Fred was incensed. “You see? That’s just what I was talking about.” Shortly after that, someone fired the first tomato. I don’t remember which side it came from, but it smashed against the other side’s house.  Soon all the tomatoes were released. I don’t recall anybody on either side getting hit, which seems unlikely, given my brothers and I were normally pretty accurate when it came to throwing things – apparently, even we weren’t ready to cross the line that hitting a Brady with a tomato represented – both sides settled instead for the cathartic release of firing as many tomatoes that our baskets would hold at the other’s house.  It was dark there between the houses, and it wasn’t until the morning that we could see the full extent of the carnage afflicted to both houses, big red splotchy stains that would remain uncleaned for months.

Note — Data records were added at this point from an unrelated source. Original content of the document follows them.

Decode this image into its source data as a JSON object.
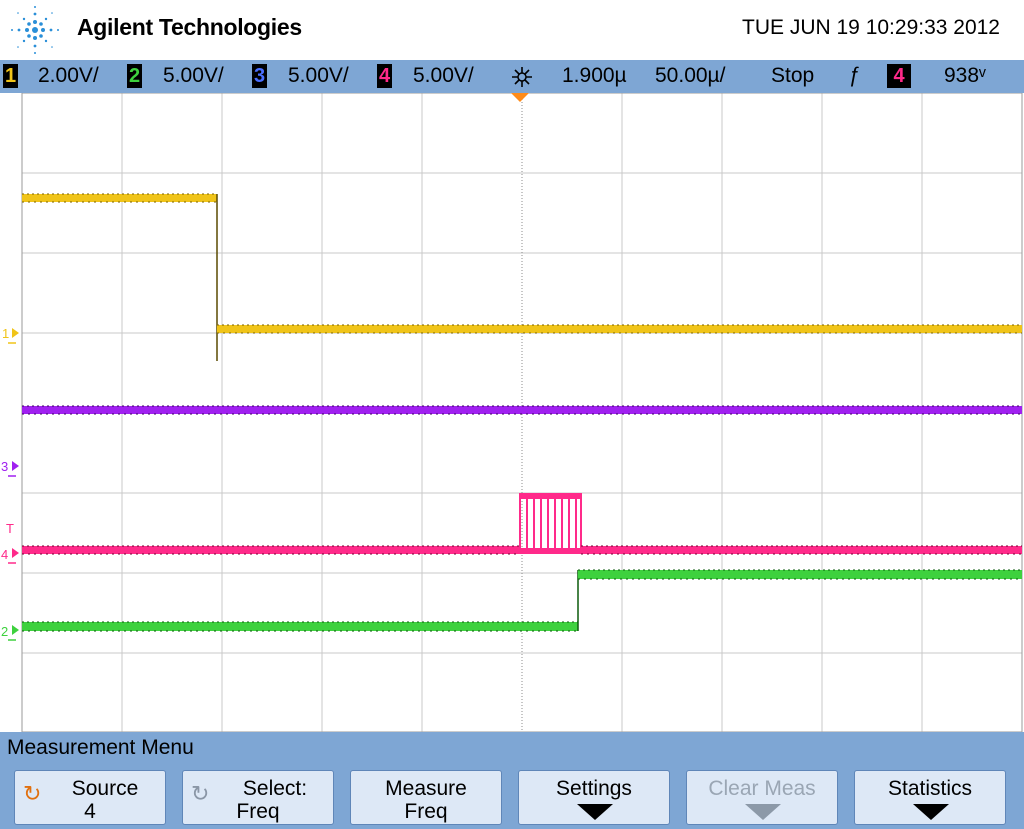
{
  "header": {
    "brand": "Agilent Technologies",
    "datetime": "TUE JUN 19 10:29:33 2012"
  },
  "status": {
    "ch1": {
      "num": "1",
      "scale": "2.00V/",
      "color": "#f0c419"
    },
    "ch2": {
      "num": "2",
      "scale": "5.00V/",
      "color": "#3ed13e"
    },
    "ch3": {
      "num": "3",
      "scale": "5.00V/",
      "color": "#4a6fff"
    },
    "ch4": {
      "num": "4",
      "scale": "5.00V/",
      "color": "#ff2a8a"
    },
    "delay": "1.900µ",
    "timebase": "50.00µ/",
    "run_state": "Stop",
    "trigger_slope": "ƒ",
    "trigger_source": "4",
    "trigger_level": "938ᵛ"
  },
  "markers": {
    "ch1": "1",
    "ch3": "3",
    "trigger": "T",
    "ch4": "4",
    "ch2": "2"
  },
  "menu": {
    "title": "Measurement Menu",
    "keys": [
      {
        "line1": "Source",
        "line2": "4"
      },
      {
        "line1": "Select:",
        "line2": "Freq"
      },
      {
        "line1": "Measure",
        "line2": "Freq"
      },
      {
        "line1": "Settings",
        "line2": ""
      },
      {
        "line1": "Clear Meas",
        "line2": ""
      },
      {
        "line1": "Statistics",
        "line2": ""
      }
    ]
  },
  "colors": {
    "menu_bg": "#7ea6d4",
    "ch1": "#f0c419",
    "ch2": "#3ed13e",
    "ch3": "#a020f0",
    "ch4": "#ff2a8a",
    "trigger_marker": "#ff8c1a"
  }
}
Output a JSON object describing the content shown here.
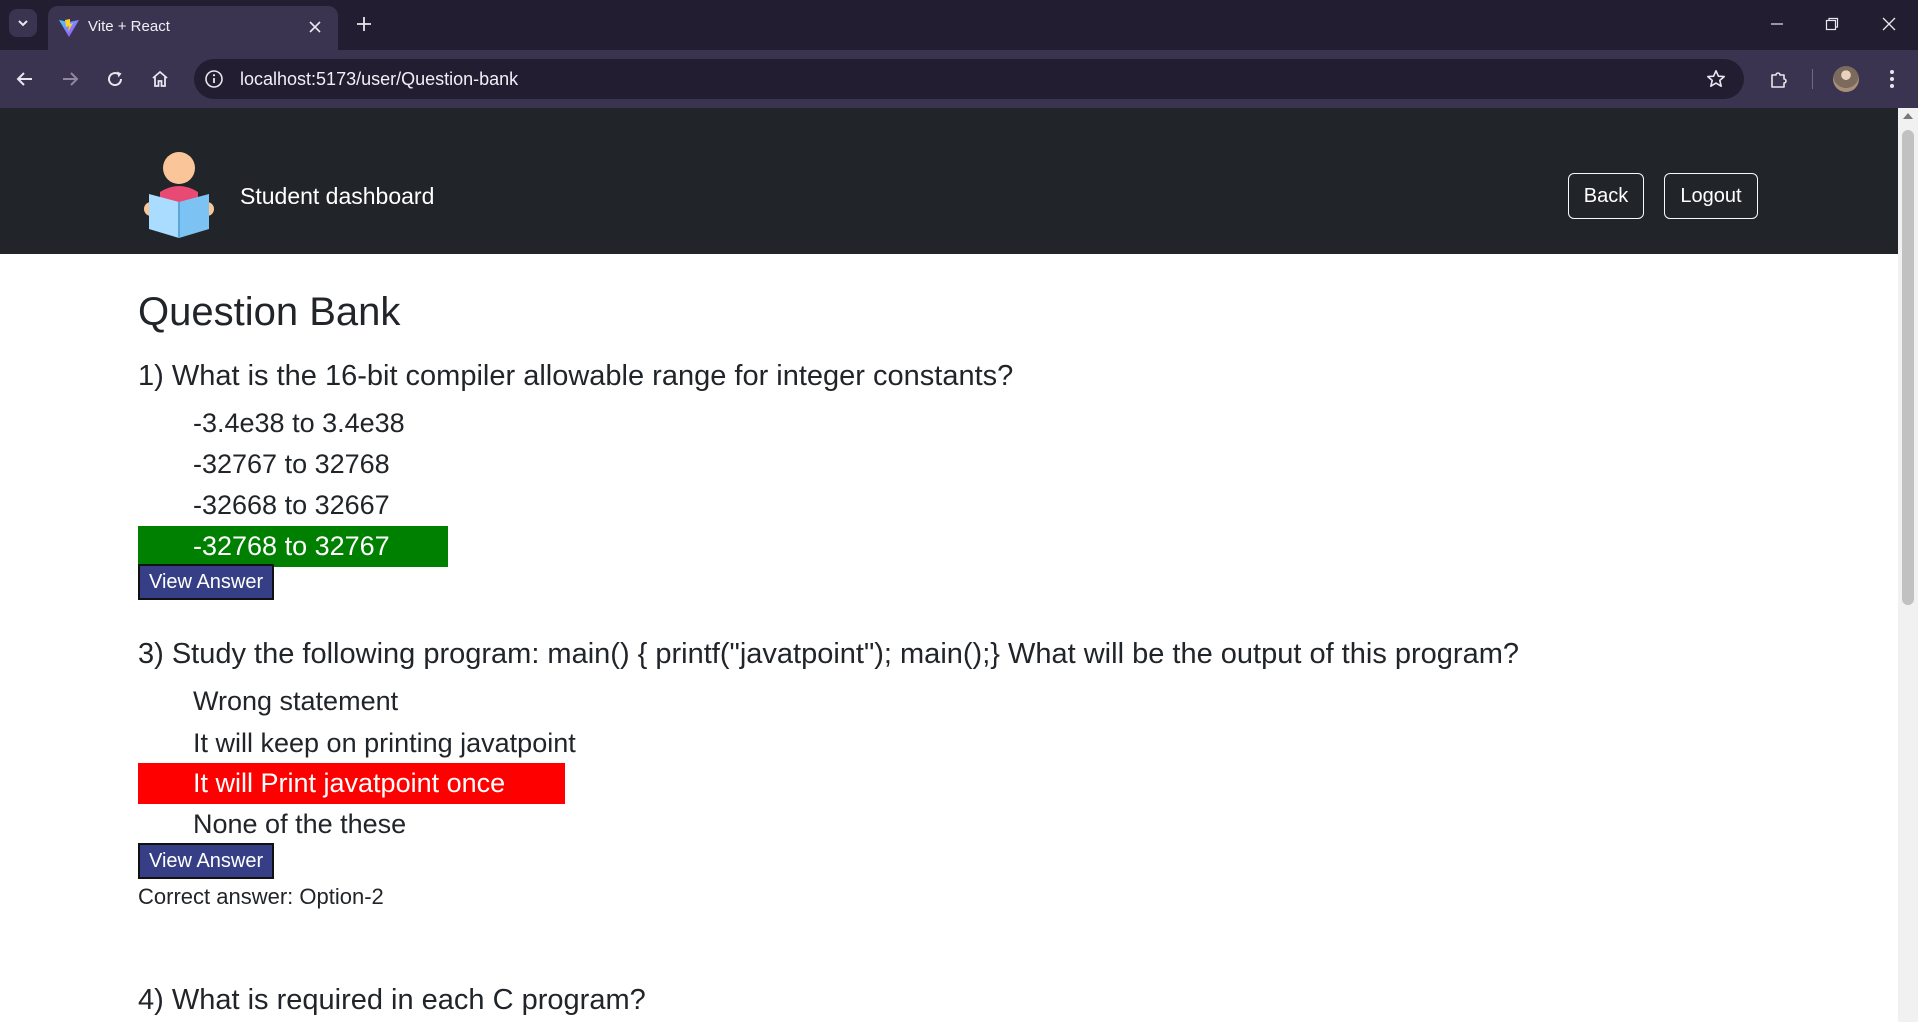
{
  "browser": {
    "tab_title": "Vite + React",
    "url": "localhost:5173/user/Question-bank",
    "icons": {
      "tab_list": "chevron-down-icon",
      "tab_close": "close-icon",
      "new_tab": "plus-icon",
      "minimize": "minimize-icon",
      "restore": "restore-icon",
      "close_window": "close-icon",
      "back": "arrow-left-icon",
      "forward": "arrow-right-icon",
      "reload": "reload-icon",
      "home": "home-icon",
      "site_info": "info-icon",
      "bookmark": "star-icon",
      "extensions": "puzzle-icon",
      "menu": "kebab-menu-icon"
    }
  },
  "navbar": {
    "brand": "Student dashboard",
    "back_label": "Back",
    "logout_label": "Logout"
  },
  "page": {
    "title": "Question Bank",
    "questions": [
      {
        "text": "1) What is the 16-bit compiler allowable range for integer constants?",
        "options": [
          {
            "text": "-3.4e38 to 3.4e38",
            "state": "normal"
          },
          {
            "text": "-32767 to 32768",
            "state": "normal"
          },
          {
            "text": "-32668 to 32667",
            "state": "normal"
          },
          {
            "text": "-32768 to 32767",
            "state": "correct"
          }
        ],
        "view_answer_label": "View Answer"
      },
      {
        "text": "3) Study the following program: main() { printf(\"javatpoint\"); main();} What will be the output of this program?",
        "options": [
          {
            "text": "Wrong statement",
            "state": "normal"
          },
          {
            "text": "It will keep on printing javatpoint",
            "state": "normal"
          },
          {
            "text": "It will Print javatpoint once",
            "state": "wrong"
          },
          {
            "text": "None of the these",
            "state": "normal"
          }
        ],
        "view_answer_label": "View Answer",
        "correct_answer": "Correct answer: Option-2"
      },
      {
        "text": "4) What is required in each C program?"
      }
    ]
  },
  "colors": {
    "navbar_bg": "#212529",
    "correct_option": "#008000",
    "wrong_option": "#ff0000",
    "view_answer_button": "#363f85"
  }
}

Peace  An uneasy peace soon settled between the two families, with the tomato stained sides of the two houses serving as a mute reminder of the childish antics that we’d engaged in for so long.  We finally started acting our age, and came to a tacit understanding of where each side stood. Fred, or Old Man Brady, wanted nothing more than the respect that he felt children should show their elders, and he had a point, although there is also something to be said for having to earn respect.  On our side, we just wanted Fred to acknowledge that he was wrong in letting his horses shit under my Mom’s clothesline, and for letting their cat ruin our wonderful sandbox.

Now, well into the 21st century, when everybody is so sensitive, the war of Yorkville Avenue could have never occurred.  Police, doctors and lawyers, if not guns, would undoubtedly be part of the equation. Whether that’s good or bad, I’ll let you decide, but I will offer this: there’s a place for mischief in the world, so long as no one is hurt. The war of Yorkville Avenue not only brought our family closer together, it also provided us with a lifetime of stories. And in the long run, that’s worth fighting for, if you ask me.